Bacterial clippases shift ubiquitin

Ubiquitination, a crucial post-translational modification in eukaryotic cells, has a pivotal role in the regulation of protein function, by either inducing protein degradation or altering protein activity. This system is subject to stringent regulation and is essential for maintaining cellular homeostasis and immune responses, particularly in identifying and eliminating pathogenic threats. However, intracellular bacteria have evolved sophisticated strategies to subvert the host defense mechanism, including the secretion of deubiquitinase (DUB) effectors that remove ubiquitin marks, thereby interfering with immune signaling and promoting bacterial fitness.
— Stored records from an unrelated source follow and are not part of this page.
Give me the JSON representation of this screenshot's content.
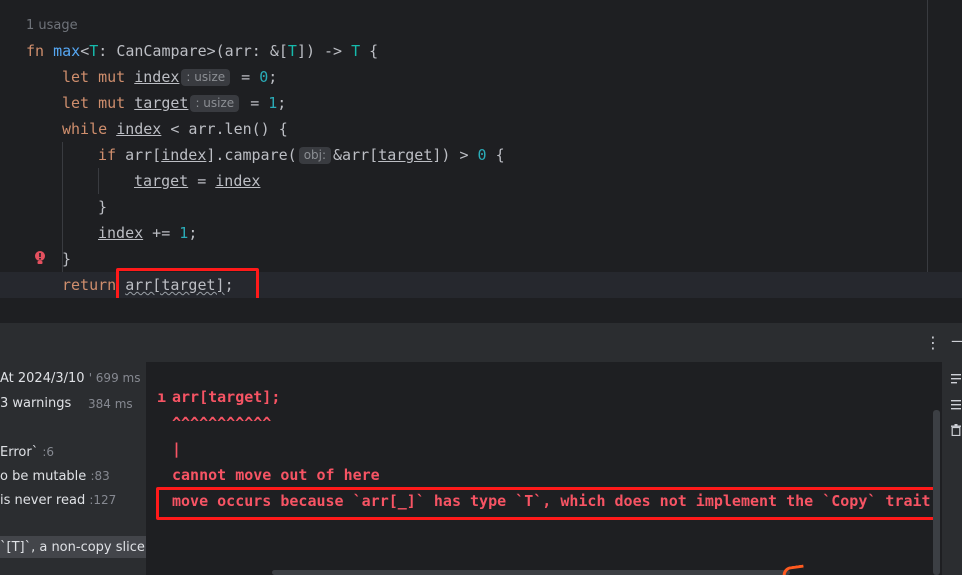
{
  "editor": {
    "usage_hint": "1 usage",
    "sig": {
      "fn_kw": "fn",
      "fn_name": "max",
      "generic_open": "<",
      "generic_T": "T",
      "colon": ": ",
      "trait": "CanCampare",
      "generic_close": ">",
      "params": "(arr: &[",
      "param_T": "T",
      "params_end": "]) -> ",
      "ret_T": "T",
      "brace": " {"
    },
    "line_index": {
      "kw": "let mut ",
      "var": "index",
      "hint": ": usize",
      "eq": " = ",
      "num": "0",
      "end": ";"
    },
    "line_target": {
      "kw": "let mut ",
      "var": "target",
      "hint": ": usize",
      "eq": " = ",
      "num": "1",
      "end": ";"
    },
    "line_while": {
      "kw": "while ",
      "var": "index",
      "rest": " < arr.len() {"
    },
    "line_if": {
      "kw": "if ",
      "a": "arr[",
      "v1": "index",
      "b": "].campare(",
      "hint": "obj:",
      "c": "&arr[",
      "v2": "target",
      "d": "]) > ",
      "num": "0",
      "e": " {"
    },
    "line_assign": {
      "v1": "target",
      "eq": " = ",
      "v2": "index"
    },
    "line_close_if": "}",
    "line_inc": {
      "var": "index",
      "op": " += ",
      "num": "1",
      "end": ";"
    },
    "line_close_while": "}",
    "line_return": {
      "kw": "return ",
      "expr": "arr[target]",
      "end": ";"
    }
  },
  "toolwindow": {
    "kebab": "⋮",
    "minus": "—"
  },
  "tree": {
    "rows": [
      {
        "label": "At 2024/3/10 ",
        "meta": "' 699 ms"
      },
      {
        "label": "3 warnings",
        "meta": "384 ms"
      },
      {
        "label": "Error` ",
        "meta": ":6"
      },
      {
        "label": "o be mutable ",
        "meta": ":83"
      },
      {
        "label": " is never read ",
        "meta": ":127"
      },
      {
        "label": " `[T]`, a non-copy slice",
        "meta": ""
      }
    ]
  },
  "console": {
    "lines": [
      "arr[target];",
      "^^^^^^^^^^^",
      "|",
      "cannot move out of here",
      "move occurs because `arr[_]` has type `T`, which does not implement the `Copy` trait"
    ],
    "gutter_mark": "ı"
  },
  "colors": {
    "keyword": "#cf8e6d",
    "function": "#56a8f5",
    "type": "#16baac",
    "number": "#2aacb8",
    "error_text": "#f75464",
    "highlight_box": "#ff1a1a"
  }
}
Hermanns et al. identify a family of bacterial DUBs structurally related to eukaryotic Josephin-type DUBs, which exhibit a unique irreversible deubiquitination mechanism. Conventional deubiquitinases and these ubiquitin C-terminal clippases (UCCs) differ in that the former cleave ubiquitin after the C-terminal diGly motif, whereas the latter cleave before this motif, leaving a residual fragment that marks the substrate as irreversibly deubiquitinated. The researchers performed a detailed structural analysis of the substrate-bound clippases and conventional DUBs to determine the observed cleavage shift, which was found to be attributable to distinct ubiquitin orientations. Structural analysis further revealed that UCCs possess a distinctive catalytic architecture that favors irreversible cleavage over the reversible hydrolysis exhibited by Josephin DUBs. This difference is primarily driven by evolutionary shifts in the catalytic pocket, in which the repositioning of key residues enforces a cleavage mechanism that leaves a residual fragment of ubiquitin attached to the substrate, effectively blocking re-ubiquitination.